Except at by-elections. Knowing this, Wood was able to assemble and operate an old-fashioned “election-day system” to “get out the vote” in Mt Roskill.
 
An election-day system is a complex process for identifying how many of your party’s supporters have already voted; how many need a hurry-up; and how many require a lift to the nearest polling-place. How do the political parties know who their supporters are? By knocking on thousands of doors and asking. How do they know if they have, or haven’t, voted? By stationing scrutineers in every polling place.
 
It’s a fearsomely labour-intensive process, requiring upwards of 200-300 volunteers to operate effectively. But, when the canvassing work has been done; the database is up-to-date; and the scrutineers, communicators, checker-offers, telephone operators and drivers have all been trained and deployed; then a candidate can be confident that the overwhelming majority of his or her identified voters will end up casting their ballots. The veteran party leader, Jim Anderton, was so good at running his own election-day system that he could predict, with frightening accuracy, how many votes he would get.
 
This was how Wood “got out” Labour’s vote on 3 December. And, if Labour had a sufficiently large membership, it could look forward to doing the same across the whole country. The problem, of course, is that Labour does not have anything like enough members to get out its optimal vote in 2017.
 
Nor, frankly, does it have anything like enough candidates like Michael Wood. One of the reasons Wood was able to generate such spectacular support from Mt Roskill voters is because he is one of them. He and his young family have lived in the electorate for 13 years. During that time he has repeatedly proved himself acceptable to his neighbours by standing, successfully, in local government elections. In an electorate chock-filled with the adherents of many faiths, Wood is a self-acknowledged Christian.
 
Forty years ago, practically all Labour candidates fitted the above description. In 2016, however, Wood is something of a political throwback: an old-fashioned Labour man more suited to when Labour could boast 85,000 branch members and there was no such thing as the Party Vote.
 
If Andrew Little wishes to replicate Wood’s success, then he will have to make good all of Labour’s current deficiencies.
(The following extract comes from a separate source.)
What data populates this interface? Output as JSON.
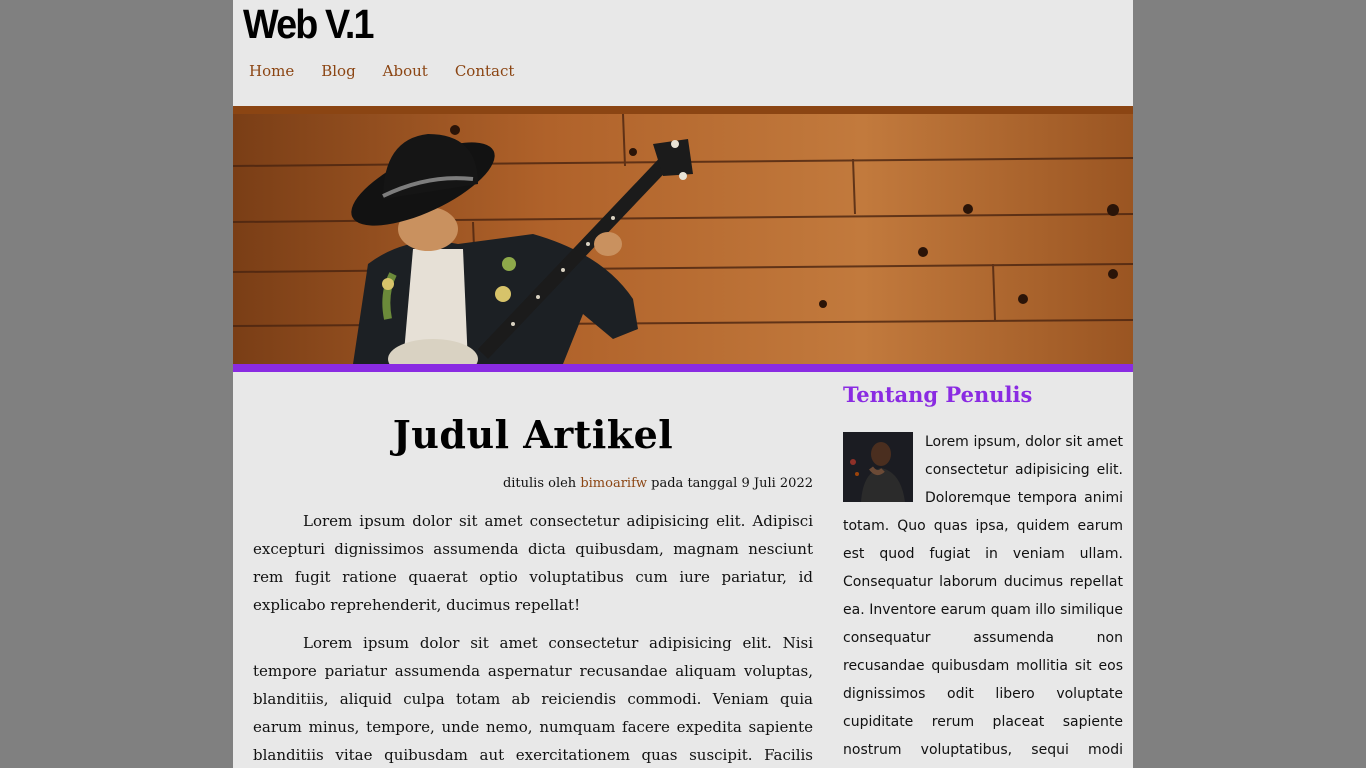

He needs to increase the party’s membership tenfold and replenish its war-chest. He needs to identify, as Wood identified, the most serious problems confronting his supporters and to offer them practical and believable solutions. Finally, he needs to ensure that Labour fields candidates firmly rooted in their communities, whose life experiences and personal values complement those of their voter base.
 
An old-fashioned formula for securing the electoral support of New Zealanders? Perhaps. But as Michael Wood has proved – it works.
 
This essay was originally posted on the Stuff website on Tuesday, 6 December 2016.